I am sick of the postapocalypse. Here we are,

eating human flesh on the Strip in casinos burned

by atomic fire about to devour some successful

rancher’s son while masked a la Eyes Wide Shut.

 

We’re supposed to converse w/ what seems like

an AI[1] but we’ve gotten curiously sidetracked,

this awkward looking young woman and I

as we’ve traversed the terrible wastes doing,

well, whatever it was to do that came along.

 

We’ve passed through this night waiting

for someone to sneak into a guard tower in

an old airport control tower.[2] In real time.

 

Here we are, perched on a hotel in Vegas,

a high enough vantage point to see the bombs

go off in the desert. Here we are, burying mountains

of nuclear phlegm beneath plaques bearing the universal

hieroglyphic for, well, death.

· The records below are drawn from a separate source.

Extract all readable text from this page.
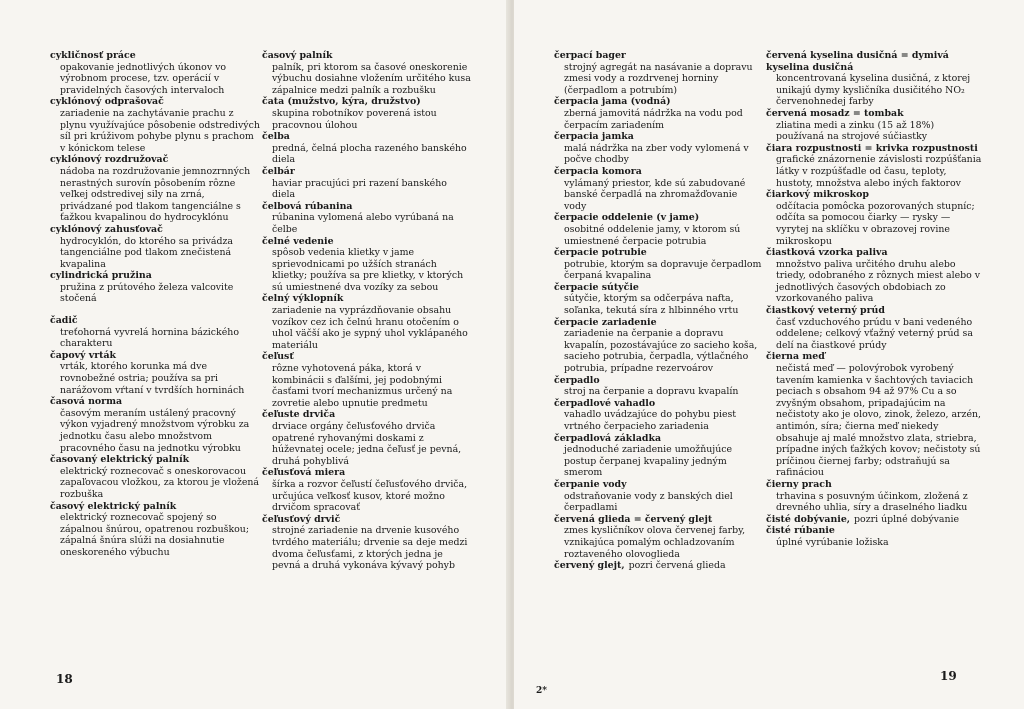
cykličnosť práce
opakovanie jednotlivých úkonov vo výrobnom procese, tzv. operácií v pravidelných časových intervaloch
cyklónový odprašovač
zariadenie na zachytávanie prachu z plynu využívajúce pôsobenie odstredivých síl pri krúživom pohybe plynu s prachom v kónickom telese
cyklónový rozdružovač
nádoba na rozdružovanie jemnozrnných nerastných surovín pôsobením rôzne veľkej odstredivej sily na zrná, privádzané pod tlakom tangenciálne s ťažkou kvapalinou do hydrocyklónu
cyklónový zahusťovač
hydrocyklón, do ktorého sa privádza tangenciálne pod tlakom znečistená kvapalina
cylindrická pružina
pružina z prútového železa valcovite stočená
čadič
treťohorná vyvrelá hornina bázického charakteru
čapový vrták
vrták, ktorého korunka má dve rovnobežné ostria; používa sa pri narážovom vŕtaní v tvrdších horninách
časová norma
časovým meraním ustálený pracovný výkon vyjadrený množstvom výrobku za jednotku času alebo množstvom pracovného času na jednotku výrobku
časovaný elektrický palník
elektrický roznecovač s oneskorovacou zapaľovacou vložkou, za ktorou je vložená rozbuška
časový elektrický palník
elektrický roznecovač spojený so zápalnou šnúrou, opatrenou rozbuškou; zápalná šnúra slúži na dosiahnutie oneskoreného výbuchu
časový palník
palník, pri ktorom sa časové oneskorenie výbuchu dosiahne vložením určitého kusa zápalnice medzi palník a rozbušku
čata (mužstvo, kýra, družstvo)
skupina robotníkov poverená istou pracovnou úlohou
čelba
predná, čelná plocha razeného banského diela
čelbár
haviar pracujúci pri razení banského diela
čelbová rúbanina
rúbanina vylomená alebo vyrúbaná na čelbe
čelné vedenie
spôsob vedenia klietky v jame sprievodnicami po užších stranách klietky; používa sa pre klietky, v ktorých sú umiestnené dva vozíky za sebou
čelný výklopník
zariadenie na vyprázdňovanie obsahu vozíkov cez ich čelnú hranu otočením o uhol väčší ako je sypný uhol vyklápaného materiálu
čeľusť
rôzne vyhotovená páka, ktorá v kombinácii s ďalšími, jej podobnými časťami tvorí mechanizmus určený na zovretie alebo upnutie predmetu
čeľuste drviča
drviace orgány čeľusťového drviča opatrené ryhovanými doskami z húževnatej ocele; jedna čeľusť je pevná, druhá pohyblivá
čeľusťová miera
šírka a rozvor čeľustí čeľusťového drviča, určujúca veľkosť kusov, ktoré možno drvičom spracovať
čeľusťový drvič
strojné zariadenie na drvenie kusového tvrdého materiálu; drvenie sa deje medzi dvoma čeľusťami, z ktorých jedna je pevná a druhá vykonáva kývavý pohyb
18
čerpací bager
strojný agregát na nasávanie a dopravu zmesi vody a rozdrvenej horniny (čerpadlom a potrubím)
čerpacia jama (vodná)
zberná jamovitá nádržka na vodu pod čerpacím zariadením
čerpacia jamka
malá nádržka na zber vody vylomená v počve chodby
čerpacia komora
vylámaný priestor, kde sú zabudované banské čerpadlá na zhromažďovanie vody
čerpacie oddelenie (v jame)
osobitné oddelenie jamy, v ktorom sú umiestnené čerpacie potrubia
čerpacie potrubie
potrubie, ktorým sa dopravuje čerpadlom čerpaná kvapalina
čerpacie sútyčie
sútyčie, ktorým sa odčerpáva nafta, soľanka, tekutá síra z hlbinného vrtu
čerpacie zariadenie
zariadenie na čerpanie a dopravu kvapalín, pozostávajúce zo sacieho koša, sacieho potrubia, čerpadla, výtlačného potrubia, prípadne rezervoárov
čerpadlo
stroj na čerpanie a dopravu kvapalín
čerpadlové vahadlo
vahadlo uvádzajúce do pohybu piest vrtného čerpacieho zariadenia
čerpadlová základka
jednoduché zariadenie umožňujúce postup čerpanej kvapaliny jedným smerom
čerpanie vody
odstraňovanie vody z banských diel čerpadlami
červená glieda = červený glejt
zmes kysličníkov olova červenej farby, vznikajúca pomalým ochladzovaním roztaveného olovoglieda
červený glejt, pozri červená glieda
červená kyselina dusičná = dymivá kyselina dusičná
koncentrovaná kyselina dusičná, z ktorej unikajú dymy kysličníka dusičitého NO₂ červenohnedej farby
červená mosadz = tombak
zliatina medi a zinku (15 až 18%) používaná na strojové súčiastky
čiara rozpustnosti = krivka rozpustnosti
grafické znázornenie závislosti rozpúšťania látky v rozpúšťadle od času, teploty, hustoty, množstva alebo iných faktorov
čiarkový mikroskop
odčítacia pomôcka pozorovaných stupníc; odčíta sa pomocou čiarky — rysky — vyrytej na sklíčku v obrazovej rovine mikroskopu
čiastková vzorka paliva
množstvo paliva určitého druhu alebo triedy, odobraného z rôznych miest alebo v jednotlivých časových obdobiach zo vzorkovaného paliva
čiastkový veterný prúd
časť vzduchového prúdu v bani vedeného oddelene; celkový vťažný veterný prúd sa delí na čiastkové prúdy
čierna meď
nečistá meď — polovýrobok vyrobený tavením kamienka v šachtových taviacich peciach s obsahom 94 až 97% Cu a so zvyšným obsahom, pripadajúcim na nečistoty ako je olovo, zinok, železo, arzén, antimón, síra; čierna meď niekedy obsahuje aj malé množstvo zlata, striebra, prípadne iných ťažkých kovov; nečistoty sú príčinou čiernej farby; odstraňujú sa rafináciou
čierny prach
trhavina s posuvným účinkom, zložená z drevného uhlia, síry a draselného liadku
čisté dobývanie, pozri úplné dobývanie
čisté rúbanie
úplné vyrúbanie ložiska
2*
19
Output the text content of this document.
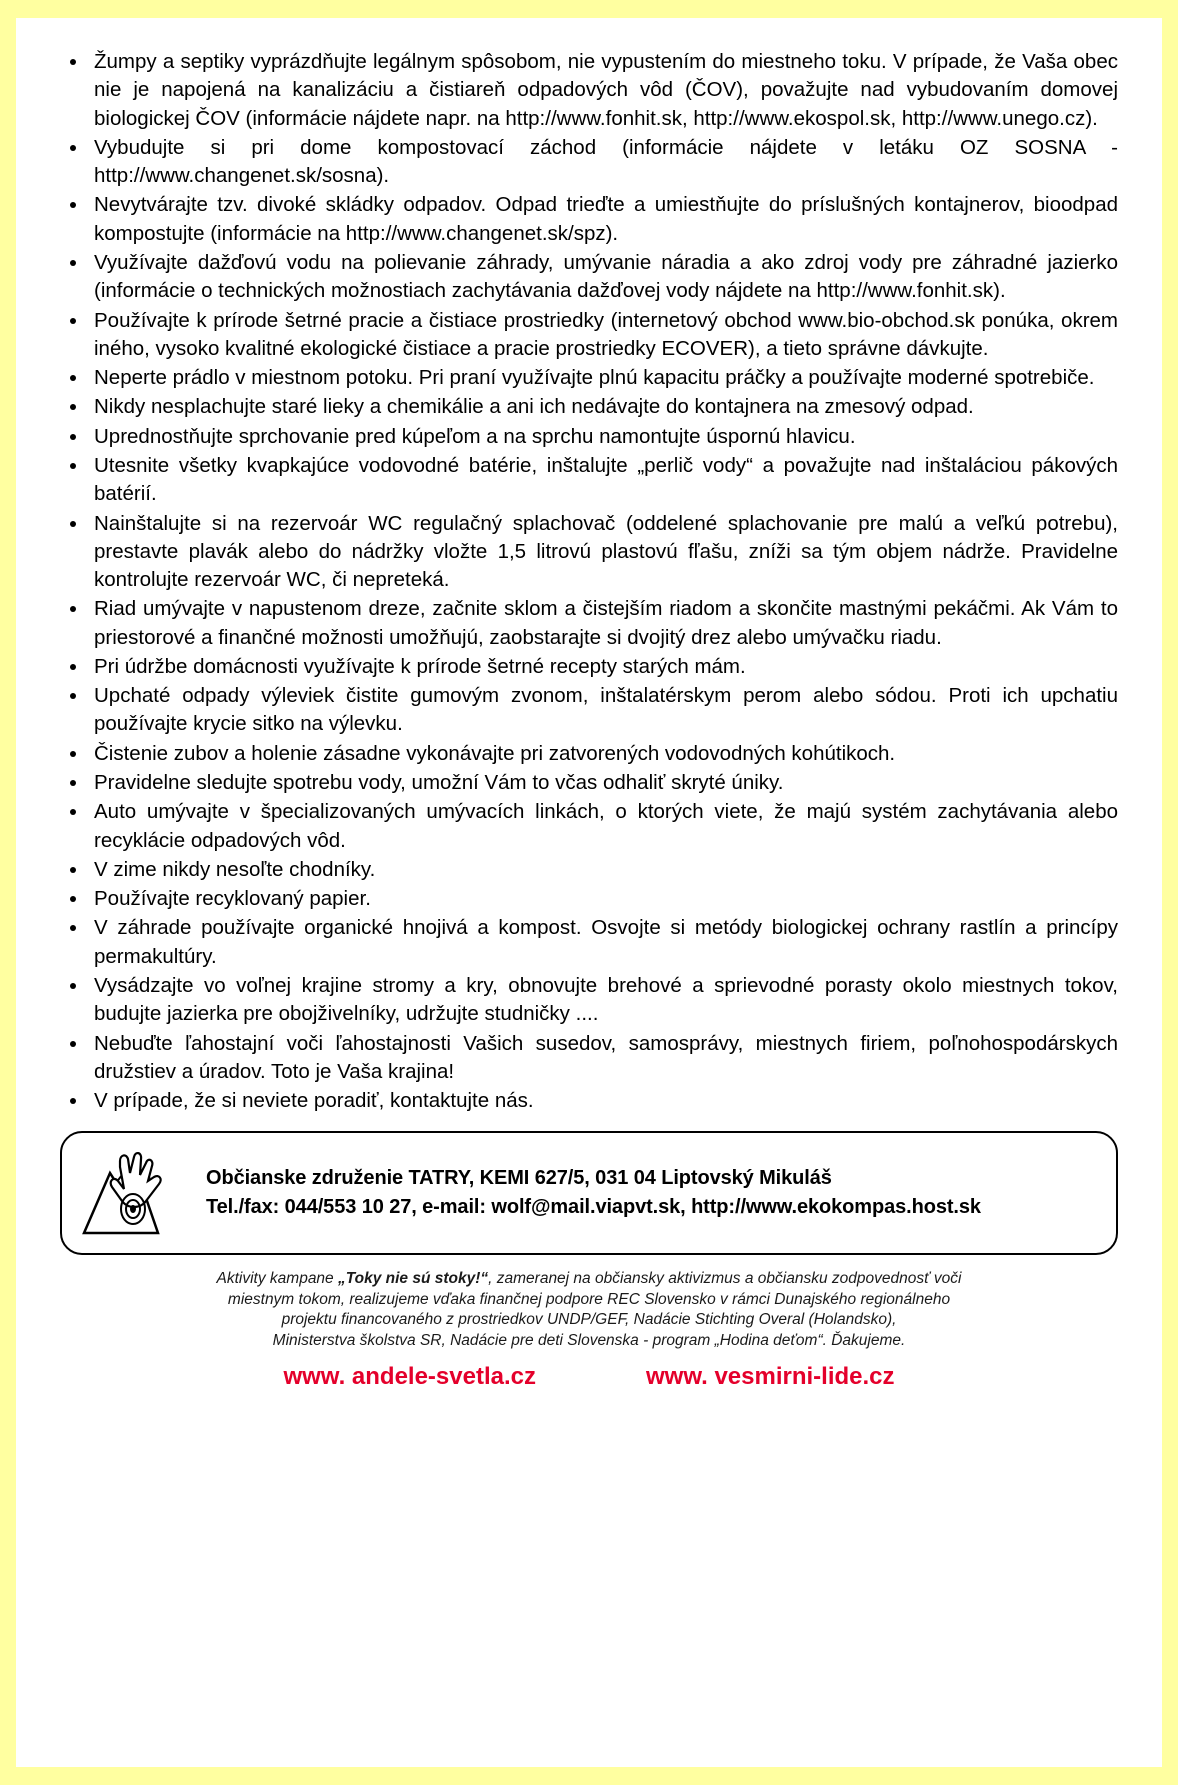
Žumpy a septiky vyprázdňujte legálnym spôsobom, nie vypustením do miestneho toku. V prípade, že Vaša obec nie je napojená na kanalizáciu a čistiareň odpadových vôd (ČOV), považujte nad vybudovaním domovej biologickej ČOV (informácie nájdete napr. na http://www.fonhit.sk, http://www.ekospol.sk, http://www.unego.cz).
Vybudujte si pri dome kompostovací záchod (informácie nájdete v letáku OZ SOSNA - http://www.changenet.sk/sosna).
Nevytvárajte tzv. divoké skládky odpadov. Odpad trieďte a umiestňujte do príslušných kontajnerov, bioodpad kompostujte (informácie na http://www.changenet.sk/spz).
Využívajte dažďovú vodu na polievanie záhrady, umývanie náradia a ako zdroj vody pre záhradné jazierko (informácie o technických možnostiach zachytávania dažďovej vody nájdete na http://www.fonhit.sk).
Používajte k prírode šetrné pracie a čistiace prostriedky (internetový obchod www.bio-obchod.sk ponúka, okrem iného, vysoko kvalitné ekologické čistiace a pracie prostriedky ECOVER), a tieto správne dávkujte.
Neperte prádlo v miestnom potoku. Pri praní využívajte plnú kapacitu práčky a používajte moderné spotrebiče.
Nikdy nesplachujte staré lieky a chemikálie a ani ich nedávajte do kontajnera na zmesový odpad.
Uprednostňujte sprchovanie pred kúpeľom a na sprchu namontujte úspornú hlavicu.
Utesnite všetky kvapkajúce vodovodné batérie, inštalujte „perlič vody“ a považujte nad inštaláciou pákových batérií.
Nainštalujte si na rezervoár WC regulačný splachovač (oddelené splachovanie pre malú a veľkú potrebu), prestavte plavák alebo do nádržky vložte 1,5 litrovú plastovú fľašu, zníži sa tým objem nádrže. Pravidelne kontrolujte rezervoár WC, či nepreteká.
Riad umývajte v napustenom dreze, začnite sklom a čistejším riadom a skončite mastnými pekáčmi. Ak Vám to priestorové a finančné možnosti umožňujú, zaobstarajte si dvojitý drez alebo umývačku riadu.
Pri údržbe domácnosti využívajte k prírode šetrné recepty starých mám.
Upchaté odpady výleviek čistite gumovým zvonom, inštalatérskym perom alebo sódou. Proti ich upchatiu používajte krycie sitko na výlevku.
Čistenie zubov a holenie zásadne vykonávajte pri zatvorených vodovodných kohútikoch.
Pravidelne sledujte spotrebu vody, umožní Vám to včas odhaliť skryté úniky.
Auto umývajte v špecializovaných umývacích linkách, o ktorých viete, že majú systém zachytávania alebo recyklácie odpadových vôd.
V zime nikdy nesoľte chodníky.
Používajte recyklovaný papier.
V záhrade používajte organické hnojivá a kompost. Osvojte si metódy biologickej ochrany rastlín a princípy permakultúry.
Vysádzajte vo voľnej krajine stromy a kry, obnovujte brehové a sprievodné porasty okolo miestnych tokov, budujte jazierka pre obojživelníky, udržujte studničky ....
Nebuďte ľahostajní voči ľahostajnosti Vašich susedov, samosprávy, miestnych firiem, poľnohospodárskych družstiev a úradov. Toto je Vaša krajina!
V prípade, že si neviete poradiť, kontaktujte nás.
Občianske združenie TATRY, KEMI 627/5, 031 04 Liptovský Mikuláš
Tel./fax: 044/553 10 27, e-mail: wolf@mail.viapvt.sk, http://www.ekokompas.host.sk
Aktivity kampane „Toky nie sú stoky!“, zameranej na občiansky aktivizmus a občiansku zodpovednosť voči
miestnym tokom, realizujeme vďaka finančnej podpore REC Slovensko v rámci Dunajského regionálneho
projektu financovaného z prostriedkov UNDP/GEF, Nadácie Stichting Overal (Holandsko),
Ministerstva školstva SR, Nadácie pre deti Slovenska - program „Hodina deťom“. Ďakujeme.
www. andele-svetla.cz	www. vesmirni-lide.cz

The postapocalyptic

 

has infected us. We breathe its miasma and blow it

out our eyes in radiant spectacles of retro-horror

nuclear nostalgia from an alternative twenty-first century

 

in which some mysterious stranger rolled into town

w/ “a big iron on his hip”[3] and we were her, blowing

ghouls away. We’re all patiently waiting for the MMO.


[1] Nudge, nudge . . . Bioshock (Quincey, MA: Irrational Games, 2007).

[2] The future can only look like the past.

[3] Marty Robins, “Big Iron,” Gunfighter Ballads and Trail Songs (New York: Columbia Records, 1959).